Pertama, pembangunan Ibu Kota Negara (IKN) Nusantara yang sebagian pengerjaannya bersumber dari APBN. Kedua, infrastruktur yang sempat tertunda lantaran pandemi Covid-19. Ketiga, persiapan pemilihan umum (Pemilu) yang juga menguras kantong negara.

Sementara itu, pemerintah hanya memiliki dua opsi untuk menghimpun dana guna memenuhi kebutuhan belanja tersebut.

Pertama, menggali penerimaan baik dari sisi pajak, bea, cukai, maupun penerimaan negara bukan pajak (PNBP). Kedua, penarikan utang melalui penerbitan Surat Berharga Negara (SBN).

Sayangnya, burden sharing antara Kementerian Keuangan dan Bank Indonesia (BI) harus berakhir pada tahun ini, sehingga membatasi keleluasaan pemerintah untuk menarik utang.

Alhasil, penerimaan wajib digenjot sehingga kebutuhan belanja tetap terpenuhi tanpa menggangu arah konsolidasi fiskal.

“Pemerintah harus fokus dengan penerimaan negara yang sustain, sehingga konsolidasi fiskal bisa berjalan dengan baik,” kata Anggota Kamar Dagang dan Industri (Kadin) Indonesia Bidang Kebijakan Moneter dan Jasa Keuangan Ajib Hamdani.

Menurutnya, APBN 2023 memang harus disusun dengan proper dan prudent. Musababnya, pemerintah tak lagi bisa menggunakan instrumen dalam UU No. 2/2020 yang membatasi pelonggaran defisit fiskal hanya berlaku sampai tahun ini.

Kunci dari konsolidasi fiskal itu, kata Ajib, adalah menjaga konsistensi pertumbuhan ekonomi minimal sebesar 5% pada tahun ini, sehingga menciptakan momentum untuk terus bertumbuh pada tahun depan.

“Dengan pertumbuhan ekonomi yang terus naik, maka potensi penerimaan akan aman dan bisa tercapai,” ujarnya.

Ekonom Center of Reform on Economics (Core) Indonesia Yusuf Rendy Manilet berpendapat, kunci mengejar konsolidasi fiskal ada pada strategi pemerintah dalam mengejar target penerimaan.

Persoalannya, performa penerimaan pada tahun depan memang cukup menantang karena secara historis pemerintah amat mengandalkan komoditas sebagai sumber utama kas negara.

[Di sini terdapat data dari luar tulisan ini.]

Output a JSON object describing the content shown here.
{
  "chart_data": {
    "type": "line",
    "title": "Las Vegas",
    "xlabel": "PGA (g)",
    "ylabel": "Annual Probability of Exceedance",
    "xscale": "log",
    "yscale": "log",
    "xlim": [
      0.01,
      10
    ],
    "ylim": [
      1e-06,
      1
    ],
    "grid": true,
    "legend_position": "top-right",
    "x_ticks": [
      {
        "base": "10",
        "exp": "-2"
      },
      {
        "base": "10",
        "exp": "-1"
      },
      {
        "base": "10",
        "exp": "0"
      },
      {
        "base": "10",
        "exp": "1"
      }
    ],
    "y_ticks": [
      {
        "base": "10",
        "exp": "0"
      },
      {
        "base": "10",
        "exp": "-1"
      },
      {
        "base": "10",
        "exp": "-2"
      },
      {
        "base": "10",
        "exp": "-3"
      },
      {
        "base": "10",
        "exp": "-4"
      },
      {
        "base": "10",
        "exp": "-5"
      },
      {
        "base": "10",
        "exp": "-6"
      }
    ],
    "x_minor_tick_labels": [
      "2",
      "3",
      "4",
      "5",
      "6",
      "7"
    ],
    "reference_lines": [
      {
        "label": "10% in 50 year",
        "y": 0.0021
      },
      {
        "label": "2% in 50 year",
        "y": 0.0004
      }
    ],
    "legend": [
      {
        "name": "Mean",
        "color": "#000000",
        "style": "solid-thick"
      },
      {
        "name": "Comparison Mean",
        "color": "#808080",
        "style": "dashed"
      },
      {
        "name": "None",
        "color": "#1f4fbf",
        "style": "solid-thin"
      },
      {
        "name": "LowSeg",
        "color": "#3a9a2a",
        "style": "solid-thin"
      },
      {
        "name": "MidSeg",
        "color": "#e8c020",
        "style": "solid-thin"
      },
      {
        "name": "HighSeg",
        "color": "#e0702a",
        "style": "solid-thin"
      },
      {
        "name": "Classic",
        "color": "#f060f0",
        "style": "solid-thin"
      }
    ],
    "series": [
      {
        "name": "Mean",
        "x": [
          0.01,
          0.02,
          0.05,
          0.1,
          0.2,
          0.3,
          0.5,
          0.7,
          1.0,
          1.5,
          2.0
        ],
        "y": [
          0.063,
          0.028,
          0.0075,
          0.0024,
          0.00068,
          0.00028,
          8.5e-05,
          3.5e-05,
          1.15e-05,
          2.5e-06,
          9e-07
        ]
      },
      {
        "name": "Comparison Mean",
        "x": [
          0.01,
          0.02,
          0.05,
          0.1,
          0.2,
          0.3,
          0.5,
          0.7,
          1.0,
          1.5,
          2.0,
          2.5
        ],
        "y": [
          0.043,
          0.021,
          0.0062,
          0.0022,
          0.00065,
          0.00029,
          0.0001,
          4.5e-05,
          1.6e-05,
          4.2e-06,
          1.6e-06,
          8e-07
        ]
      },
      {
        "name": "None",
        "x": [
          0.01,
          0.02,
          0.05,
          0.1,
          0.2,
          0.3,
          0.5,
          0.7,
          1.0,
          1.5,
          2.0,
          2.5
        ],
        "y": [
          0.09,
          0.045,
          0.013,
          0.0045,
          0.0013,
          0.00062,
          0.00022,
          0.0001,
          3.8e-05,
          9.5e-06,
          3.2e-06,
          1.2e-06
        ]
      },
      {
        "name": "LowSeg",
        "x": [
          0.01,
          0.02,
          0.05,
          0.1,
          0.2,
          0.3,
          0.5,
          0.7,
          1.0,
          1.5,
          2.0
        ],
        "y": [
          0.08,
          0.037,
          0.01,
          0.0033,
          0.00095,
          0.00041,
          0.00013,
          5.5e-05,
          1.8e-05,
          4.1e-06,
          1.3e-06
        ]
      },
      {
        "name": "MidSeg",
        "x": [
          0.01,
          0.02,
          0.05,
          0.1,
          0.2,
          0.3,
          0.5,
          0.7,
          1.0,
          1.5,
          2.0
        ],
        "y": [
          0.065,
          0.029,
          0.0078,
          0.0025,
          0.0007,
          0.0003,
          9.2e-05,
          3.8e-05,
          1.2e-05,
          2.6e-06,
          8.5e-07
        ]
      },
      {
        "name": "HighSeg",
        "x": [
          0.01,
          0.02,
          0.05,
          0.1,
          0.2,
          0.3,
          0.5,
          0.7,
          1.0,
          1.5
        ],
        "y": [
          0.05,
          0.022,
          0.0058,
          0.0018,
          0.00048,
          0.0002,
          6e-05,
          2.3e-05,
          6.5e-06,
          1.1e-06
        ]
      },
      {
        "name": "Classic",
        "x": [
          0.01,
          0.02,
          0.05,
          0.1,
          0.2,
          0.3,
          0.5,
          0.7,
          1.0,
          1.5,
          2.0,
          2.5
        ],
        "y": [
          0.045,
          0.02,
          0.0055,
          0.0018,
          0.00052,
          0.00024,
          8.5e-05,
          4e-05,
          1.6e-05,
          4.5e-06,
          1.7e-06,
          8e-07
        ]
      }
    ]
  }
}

“Melonjaknya penerimaan negara selalu disumbang karena faktor windfall seperti yang terjadi pada 2018 dan 2021,” ujarnya.

Pemerintah pun sesungguhnya menyadari besarnya batu sandungan tersebut. Oleh karena itu, APBN 2023 mengakomodasi adanya skema berbagi beban alias burden sharing antara pemerintah pusat dan pemerintah daerah.

Dalam kondisi tertentu pemerintah dapat memperhitungkan persentase tertentu atas peningkatan belanja subsidi energi dan/atau kompensasi terhadap kenaikan Penerimaan Negara Bukan Pajak (PNBP) Sumber Daya Alam (SDA) yang dibagihasilkan.

Adapun, yang dimaksud dengan kondisi tertentu adalah pertama kenaikan PNBP SDA yang dibagihasilkan. Kedua, realisasi PNBP SDA yang dibagihasilkan. Ketiga, peningkatan belanja subsidi energi dan/atau kompensasi.

Singkat kata, burden sharing dilaksanakan dengan memangkas atau meniadakan dana bagi hasil (DBH), yang kemudian anggaran tersebut dialokasikan untuk subsidi dan kompensasi energi.

Persoalannya, kapasitas fiskal masing-masing daerah berbeda. Inilah yang kemudian melahirkan polemik. “Karena daerah memiliki tantangan yang berbeda,” kata Direktur Eksekutif Komite Pemantauan Pelaksanaan Otonomi Daerah (KPPOD) Armand Suparman.

Harus diakui, tak mudah mendesain APBN di tengah derasnya ketidakpastian global. Akan tetapi, sudah menjadi tugas pemerintah untuk menjamin fiskal adaptif dan responsif terhadap segala tantangan yang mengadang.